Run the validator locally — it runs in CI on every change to the registry:

cd rust && cargo test --lib addons::registry

Maintainer review checklist (binding):

  • Source is public and the MCP server's behaviour matches its description.
  • Command/args/url are pinned and reproducible; no shell/fetch primitives.
  • env / headers carry no embedded secrets; any required secret is the user's to supply, documented on the homepage.
  • License is a real SPDX id and compatible with redistribution of the entry.
  • verified = true requires two maintainer approvals and a clean run with no warn/danger finding. Otherwise it stays community-tier.
  • When in doubt, merge as a listed entry (no [mcp] block) first.

Docs & examples

  • Prefer real, runnable examples (no mock data)
  • If you add a new example app, add it under cookbook/examples/ and ensure it talks to a real lean-ctx serve instance

Issues

  • If your issue was closed but the problem persists, comment /reopen on it — as the original author, this reopens the issue automatically (GitHub itself does not let authors reopen maintainer-closed issues).
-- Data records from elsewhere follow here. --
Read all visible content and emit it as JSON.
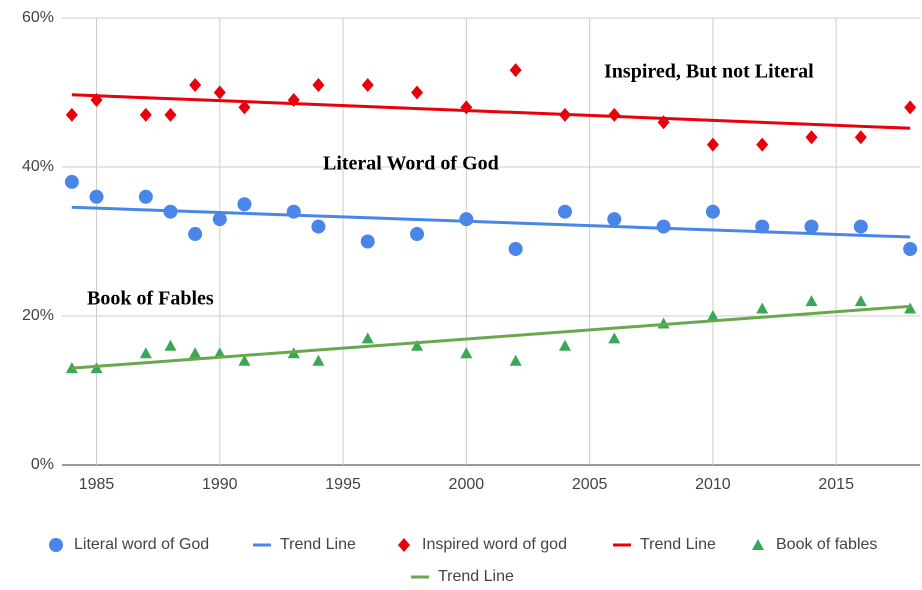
{
  "chart_data": {
    "type": "scatter",
    "xlim": [
      1983.6,
      2018.4
    ],
    "xticks": [
      1985,
      1990,
      1995,
      2000,
      2005,
      2010,
      2015
    ],
    "ylim": [
      0,
      60
    ],
    "yticks": [
      {
        "value": 0,
        "label": "0%"
      },
      {
        "value": 20,
        "label": "20%"
      },
      {
        "value": 40,
        "label": "40%"
      },
      {
        "value": 60,
        "label": "60%"
      }
    ],
    "grid": true,
    "annotations": [
      "Inspired, But not Literal",
      "Literal Word of God",
      "Book of Fables"
    ],
    "series": [
      {
        "name": "Literal word of God",
        "color": "#4a86e8",
        "marker": "circle",
        "x": [
          1984,
          1985,
          1987,
          1988,
          1989,
          1990,
          1991,
          1993,
          1994,
          1996,
          1998,
          2000,
          2002,
          2004,
          2006,
          2008,
          2010,
          2012,
          2014,
          2016,
          2018
        ],
        "values": [
          38,
          36,
          36,
          34,
          31,
          33,
          35,
          34,
          32,
          30,
          31,
          33,
          29,
          34,
          33,
          32,
          34,
          32,
          32,
          32,
          29
        ]
      },
      {
        "name": "Trend Line",
        "color": "#4a86e8",
        "marker": "line",
        "x": [
          1984,
          2018
        ],
        "values": [
          34.6,
          30.6
        ]
      },
      {
        "name": "Inspired word of god",
        "color": "#e8000b",
        "marker": "diamond",
        "x": [
          1984,
          1985,
          1987,
          1988,
          1989,
          1990,
          1991,
          1993,
          1994,
          1996,
          1998,
          2000,
          2002,
          2004,
          2006,
          2008,
          2010,
          2012,
          2014,
          2016,
          2018
        ],
        "values": [
          47,
          49,
          47,
          47,
          51,
          50,
          48,
          49,
          51,
          51,
          50,
          48,
          53,
          47,
          47,
          46,
          43,
          43,
          44,
          44,
          48
        ]
      },
      {
        "name": "Trend Line",
        "color": "#e8000b",
        "marker": "line",
        "x": [
          1984,
          2018
        ],
        "values": [
          49.7,
          45.2
        ]
      },
      {
        "name": "Book of fables",
        "color": "#3aa757",
        "marker": "triangle",
        "x": [
          1984,
          1985,
          1987,
          1988,
          1989,
          1990,
          1991,
          1993,
          1994,
          1996,
          1998,
          2000,
          2002,
          2004,
          2006,
          2008,
          2010,
          2012,
          2014,
          2016,
          2018
        ],
        "values": [
          13,
          13,
          15,
          16,
          15,
          15,
          14,
          15,
          14,
          17,
          16,
          15,
          14,
          16,
          17,
          19,
          20,
          21,
          22,
          22,
          21
        ]
      },
      {
        "name": "Trend Line",
        "color": "#6aa84f",
        "marker": "line",
        "x": [
          1984,
          2018
        ],
        "values": [
          13,
          21.3
        ]
      }
    ]
  }
}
The command is matched anywhere in your comment, so "Please /reopen" works too; issues closed as not planned stay a maintainer call
  • Issues closed as not planned are maintainer decisions and are not reopened automatically; a comment is still welcome

Pull requests

  • Keep PRs focused (one theme per PR)
  • Include a short test plan (commands you ran)
  • If relevant, include a small “before/after” token-savings snippet

Contributor License Agreement (CLA)

Before your first pull request can be merged, you need to sign our Contributor License Agreement. It is a one-time, automated step: the CLA Assistant bot comments on your PR, and you sign by replying:

I have read the CLA Document and I hereby sign the CLA

The CLA keeps lean-ctx Apache-2.0 for everyone while allowing the maintainer to relicense (e.g. for the hosted/commercial offering). The free, open-source runtime for individual developers stays free — that commitment is written into the CLA itself (§8).

License

lean-ctx is distributed under the Apache License 2.0; by contributing, your contributions are licensed to the public under the same terms (see the CLA for the full grant).